Friday, July 6, 2012

Curious Night at the Cantina

Whilst I have already experienced a wide range of London Visual/Viral culture, I have to say that CANTINA is different owing to its openness in expressing the hardships of a relationship. Allow me to document some of its more memorable provocations that excite some and horrify others. 

Cantina, from an entertainment standpoint, was visually stunning. The inside of the performance tent was warm, and dimly lit to set the mood of sensuality and closeness;   the stage was a circle and we were huddled around on all sides as if peering into a private world that was not meant to seen. As soon as the actors started preforming, they opened the doors to the private world of mental struggle in a long term relationship. 

The beginning tight rope scene shows how things start off when you meet someone new. They hold your hand, they dance with you, they keep you from falling down; everything is balanced. Your life together runs smoothly and everything is perfect, but time passes, and things don't always stay the same. Patience dwindles as you continue on, and we find ourselves looking upon a man being stepped on with stiletto heels. Even though it pains him, he still supports her. She is difficult, she wants to do things her way, and he lets her. Relationships require give and take. We don't always like what is happening to us but we love the other person so we let them have their way, out of fear that we could be hurt worse. But things don't always get better with time. We see this when the man and woman are violently dancing. He rips her clothes of, she stands her ground. They started off holding hands, now all they want to do is hurt each other.

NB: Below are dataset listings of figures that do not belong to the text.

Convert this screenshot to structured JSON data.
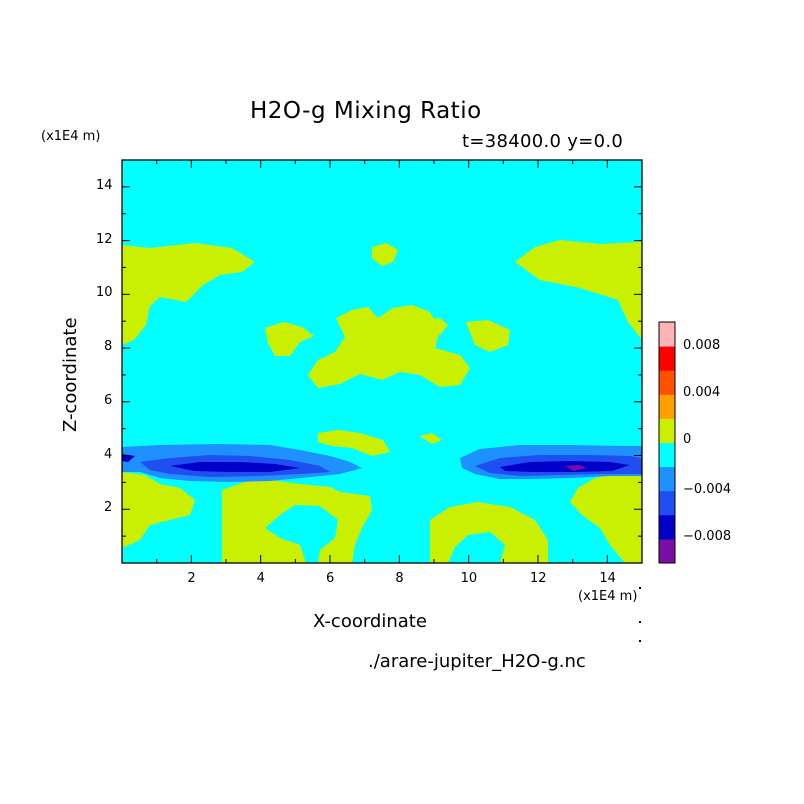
{
  "chart_data": {
    "type": "heatmap",
    "title": "H2O-g Mixing Ratio",
    "subtitle": "t=38400.0 y=0.0",
    "xlabel": "X-coordinate",
    "ylabel": "Z-coordinate",
    "x_unit": "(x1E4 m)",
    "y_unit": "(x1E4 m)",
    "xlim": [
      0,
      15
    ],
    "ylim": [
      0,
      15
    ],
    "x_ticks": [
      2,
      4,
      6,
      8,
      10,
      12,
      14
    ],
    "y_ticks": [
      2,
      4,
      6,
      8,
      10,
      12,
      14
    ],
    "colorbar": {
      "levels": [
        -0.01,
        -0.008,
        -0.006,
        -0.004,
        -0.002,
        0,
        0.002,
        0.004,
        0.006,
        0.008,
        0.01
      ],
      "colors": [
        "#7a0fa8",
        "#0000c8",
        "#1f4ff0",
        "#1e90ff",
        "#00ffff",
        "#c8f000",
        "#ffa000",
        "#ff5000",
        "#ff0000",
        "#ffb4b4"
      ],
      "tick_labels": [
        "0.008",
        "0.004",
        "0",
        "−0.004",
        "−0.008"
      ]
    },
    "regions": {
      "background": "0 to 0.002 (cyan dominant)",
      "positive_patches": "0.002 to 0.004 (yellow-green)",
      "negative_band": "z ~ 3.2 to 4.3, values down to -0.006"
    },
    "source": "./arare-jupiter_H2O-g.nc"
  }
}
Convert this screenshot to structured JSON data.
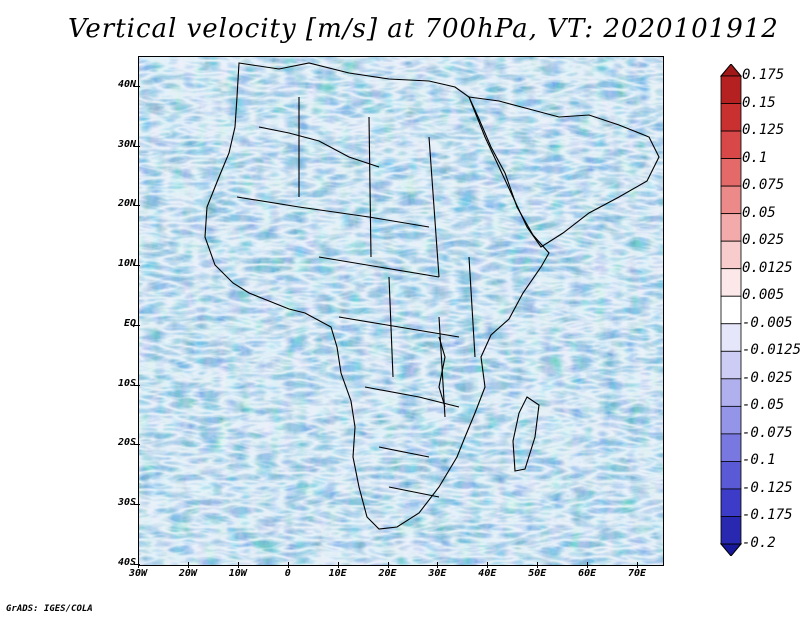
{
  "title": "Vertical velocity [m/s] at 700hPa, VT: 2020101912",
  "credit": "GrADS: IGES/COLA",
  "map": {
    "y_labels": [
      "40N",
      "30N",
      "20N",
      "10N",
      "EQ",
      "10S",
      "20S",
      "30S",
      "40S"
    ],
    "x_labels": [
      "30W",
      "20W",
      "10W",
      "0",
      "10E",
      "20E",
      "30E",
      "40E",
      "50E",
      "60E",
      "70E"
    ],
    "lat_range": [
      -40,
      45
    ],
    "lon_range": [
      -30,
      75
    ]
  },
  "colorbar": {
    "labels": [
      "0.175",
      "0.15",
      "0.125",
      "0.1",
      "0.075",
      "0.05",
      "0.025",
      "0.0125",
      "0.005",
      "-0.005",
      "-0.0125",
      "-0.025",
      "-0.05",
      "-0.075",
      "-0.1",
      "-0.125",
      "-0.175",
      "-0.2"
    ],
    "colors": [
      "#a01818",
      "#b52020",
      "#c93030",
      "#d84848",
      "#e46a6a",
      "#ec8a8a",
      "#f3aaaa",
      "#f8cccc",
      "#fce8e8",
      "#ffffff",
      "#e6e6fb",
      "#ccccf5",
      "#b0b0ef",
      "#9494e8",
      "#7878e0",
      "#5a5ad6",
      "#3c3cc8",
      "#2828b0",
      "#18189a"
    ]
  },
  "icons": [
    "velocity-field-map",
    "colorbar"
  ]
}
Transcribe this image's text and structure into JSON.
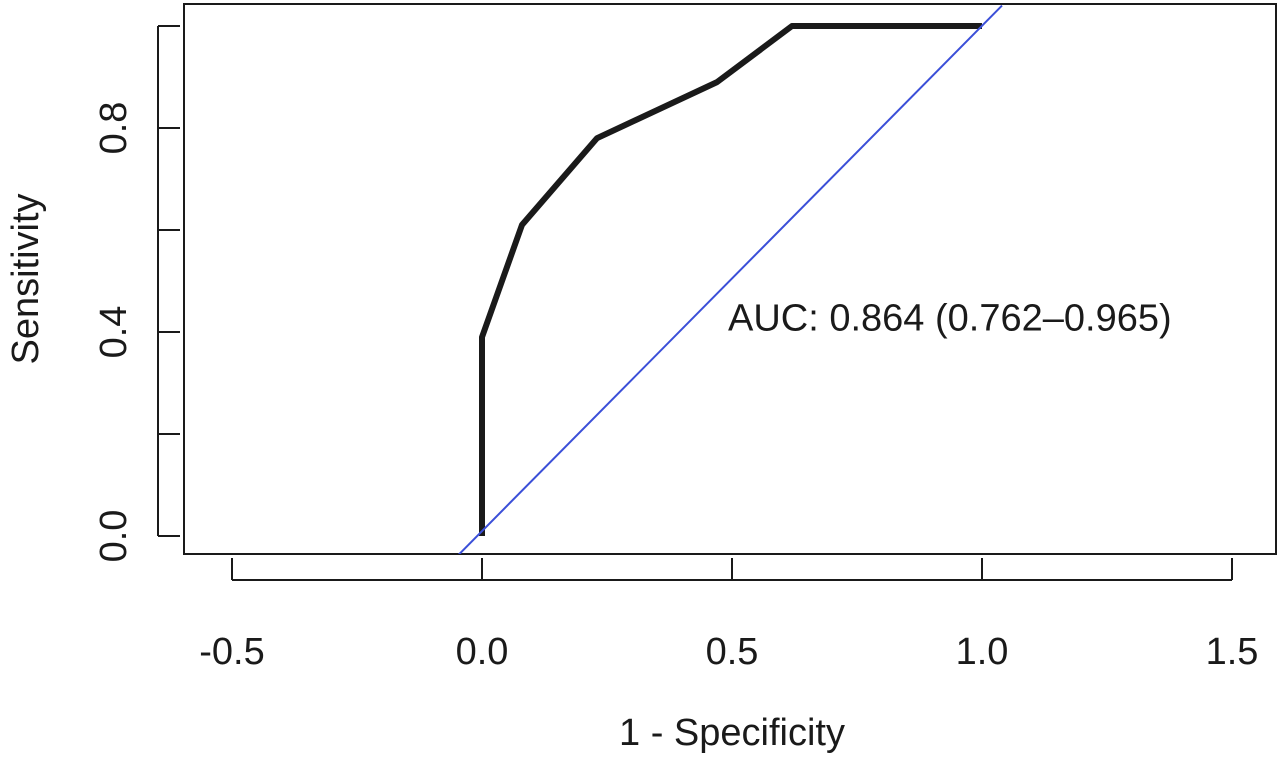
{
  "chart_data": {
    "type": "line",
    "title": "",
    "xlabel": "1 - Specificity",
    "ylabel": "Sensitivity",
    "xlim": [
      -0.5,
      1.5
    ],
    "ylim": [
      0.0,
      1.0
    ],
    "x_ticks": [
      -0.5,
      0.0,
      0.5,
      1.0,
      1.5
    ],
    "x_tick_labels": [
      "-0.5",
      "0.0",
      "0.5",
      "1.0",
      "1.5"
    ],
    "y_ticks": [
      0.0,
      0.2,
      0.4,
      0.6,
      0.8,
      1.0
    ],
    "y_tick_labels": [
      "0.0",
      "",
      "0.4",
      "",
      "0.8",
      ""
    ],
    "grid": false,
    "legend": "none",
    "series": [
      {
        "color": "#1a1a1a",
        "x": [
          0.0,
          0.0,
          0.08,
          0.23,
          0.47,
          0.62,
          1.0
        ],
        "y": [
          0.0,
          0.39,
          0.61,
          0.78,
          0.89,
          1.0,
          1.0
        ]
      },
      {
        "color": "#3b4fd8",
        "x": [
          -0.05,
          1.04
        ],
        "y": [
          -0.04,
          1.04
        ]
      }
    ],
    "annotations": [
      {
        "text": "AUC: 0.864 (0.762–0.965)",
        "x": 0.5,
        "y": 0.45
      }
    ]
  }
}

Their relationship has gone sour and all that's left to do is to leave the stage. The man is being punched time and time again, the relationship is over. It hurts but it eventually stops. The girl is dancing, but she is broken and has nobody there to help her. A man comes along, and helps her mend her broken pieces. He is the rebound, he helped her get on her feet. She takes the help, and the distraction, then leaves. We then arrive at the final stage of a relationship, walking on glass. Even though the pain is there, the actresses can stand on their own too feet. Moving on is the most painful part, but you just have to grit your teeth and bare it.

These performers interpreted the mental struggles of a relationship exquisitely.

There were parts of the show, however, that took away from the beautiful interpretation, one being the full frontal nudity scene.  This show was about mental struggles in a relationship. It was about being pushed down by one and picked up by another, not about penises. I was extremely offended by the scene and it tarnished my overall view of the performance. When I look back at the show I remember how unnecessary that scene was before I remember anything else. Being in a room full of men and women swooning over these performers made me realize how different my views are in relation to this city’s. While the scene damaged a beautiful story in my eyes, I am sure it enhanced the story to others.  Sexuality is something not to be afraid of in London, yet here I am, living in a city full of sex, afraid of sexuality.